Y no son los únicos. Los japoneses, tras crecer en una isla durante siglos, desarrollaron culturas de introspección, disciplina extrema y autoexigencia. El gaman, ese acto de soportarlo todo en silencio, funciona como un mecanismo filogenético de supervivencia. En su sombra se gestan fenómenos contemporáneos como el hikikomori, una renuncia social silenciosa que opera como respuesta fisiológica al peso cultural del honor.

Los mexicanos cargamos una memoria atravesada por la herida colonial, la desigualdad histórica y el trauma de la violencia estructural. Nuestro humor negro, la resiliencia y esa fascinación con la muerte son formas culturales de metabolizar siglos de dolor. Celebramos el Día de Muertos no solo por tradición, sino porque el cuerpo recuerda que la muerte fue, durante generaciones, un maestro cotidiano.

Los pueblos africanos de la diáspora llevan en su epigenoma la marca de la esclavitud: alerta constante, dolor somatizado, pero también resistencia profunda y una espiritualidad que funciona como medicina nerviosa. El ritmo, la danza y el canto, más que entretenimiento, son reguladores ancestrales del trauma colectivo.

Por su parte, los escandinavos desarrollaron, en paisajes de frío y largas noches, una psicología basada en la introspección, la planificación y la calma estructural. El famoso hygge —esa búsqueda de bienestar en lo simple, lo cálido y lo cotidiano— no es una moda, sino una estrategia de supervivencia frente a inviernos interminables.

Cada territorio escribe una manera distinta de sentir. Cada cultura deja un tono emocional específico en el cuerpo.

Cuando comprendo la historia familiar de mis pacientes, así como la historia de su pueblo y de su geografía, la salud mental deja de parecer un misterio individual para revelarse como un tejido profundo.

Nuestro sistema nervioso es un palimpsesto, una pizarra reescrita muchas veces. Debajo de nuestra historia personal está nuestro linaje, y más abajo aún, la historia de nuestra cultura.
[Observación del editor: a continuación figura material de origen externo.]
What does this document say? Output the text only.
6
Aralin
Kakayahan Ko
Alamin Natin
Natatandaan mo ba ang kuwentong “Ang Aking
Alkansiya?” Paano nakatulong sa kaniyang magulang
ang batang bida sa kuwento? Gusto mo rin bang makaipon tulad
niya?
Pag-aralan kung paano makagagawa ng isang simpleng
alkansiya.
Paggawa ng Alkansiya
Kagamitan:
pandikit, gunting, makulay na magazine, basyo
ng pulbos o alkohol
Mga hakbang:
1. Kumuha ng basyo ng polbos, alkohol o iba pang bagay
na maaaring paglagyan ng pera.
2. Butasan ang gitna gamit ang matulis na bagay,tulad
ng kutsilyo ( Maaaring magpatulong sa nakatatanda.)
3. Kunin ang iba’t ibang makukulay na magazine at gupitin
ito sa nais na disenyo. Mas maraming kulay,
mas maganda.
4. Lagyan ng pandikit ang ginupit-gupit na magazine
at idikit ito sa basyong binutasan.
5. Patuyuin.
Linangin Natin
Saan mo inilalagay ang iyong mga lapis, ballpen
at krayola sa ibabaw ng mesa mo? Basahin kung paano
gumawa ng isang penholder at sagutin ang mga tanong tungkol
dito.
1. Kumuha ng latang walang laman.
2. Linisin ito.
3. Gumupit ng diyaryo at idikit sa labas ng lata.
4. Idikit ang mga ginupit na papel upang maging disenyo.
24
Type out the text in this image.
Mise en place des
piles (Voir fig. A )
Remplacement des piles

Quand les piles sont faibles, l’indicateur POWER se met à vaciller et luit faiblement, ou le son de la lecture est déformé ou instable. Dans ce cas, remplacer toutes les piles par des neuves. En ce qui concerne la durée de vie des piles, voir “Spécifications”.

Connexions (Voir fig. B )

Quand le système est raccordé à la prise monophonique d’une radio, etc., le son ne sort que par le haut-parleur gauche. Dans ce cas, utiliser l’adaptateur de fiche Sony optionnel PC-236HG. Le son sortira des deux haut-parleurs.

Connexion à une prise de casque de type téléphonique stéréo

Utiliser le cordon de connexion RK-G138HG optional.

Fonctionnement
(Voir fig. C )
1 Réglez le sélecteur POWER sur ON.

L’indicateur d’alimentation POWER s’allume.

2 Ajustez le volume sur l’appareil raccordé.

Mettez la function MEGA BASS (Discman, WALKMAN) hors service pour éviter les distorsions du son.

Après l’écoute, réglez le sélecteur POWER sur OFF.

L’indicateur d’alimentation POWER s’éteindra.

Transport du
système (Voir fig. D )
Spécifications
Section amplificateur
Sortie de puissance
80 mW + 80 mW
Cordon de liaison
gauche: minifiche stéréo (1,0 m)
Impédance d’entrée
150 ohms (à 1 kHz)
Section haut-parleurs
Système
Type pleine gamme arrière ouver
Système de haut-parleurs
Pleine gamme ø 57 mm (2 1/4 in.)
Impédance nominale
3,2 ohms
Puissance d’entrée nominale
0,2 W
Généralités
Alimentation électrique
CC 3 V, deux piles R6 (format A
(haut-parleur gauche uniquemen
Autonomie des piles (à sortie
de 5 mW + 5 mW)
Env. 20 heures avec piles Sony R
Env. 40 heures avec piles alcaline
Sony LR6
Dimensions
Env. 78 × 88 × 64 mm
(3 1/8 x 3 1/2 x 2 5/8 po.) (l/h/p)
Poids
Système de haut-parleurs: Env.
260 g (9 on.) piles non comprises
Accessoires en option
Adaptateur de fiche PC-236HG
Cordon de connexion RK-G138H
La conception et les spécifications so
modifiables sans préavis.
En el fondo, la historia de una especie que tuvo que sobrevivir en un mundo hostil.

Por eso, en Elías, lo que aparecía en la superficie como “ansiedad inexplicable” era, en realidad, el miedo a romper un pacto silencioso de supervivencia heredado por generaciones. Su cuerpo le enviaba mensajes como: “No hables, no seas distinto, no te expongas”.

Pero ese miedo ya no le pertenece. Solo necesita reconocerlo, mirarlo con dignidad y devolverlo a quien sí le perteneció.

La psiquiatría integrativa que practico busca precisamente eso: no tratar síntomas aislados, sino entender el árbol genealógico completo. Reconocer qué parte del malestar proviene de un pasado que nunca fue nombrado. Y trabajar con el cuerpo, con el sistema nervioso, con rituales, con psicoterapia y, cuando es pertinente, con psicodélicos que permiten reconciliar al individuo con su linaje.

Porque quizá la verdadera salud mental —la profunda, la transformadora— consiste en sanar un poco la historia que cargamos sin darnos cuenta.

No somos solo nosotros.

Somos raíces.

Somos ramas.

Somos memoria en movimiento.

Y cuando una persona sana, su linaje entero respira un poco mejor.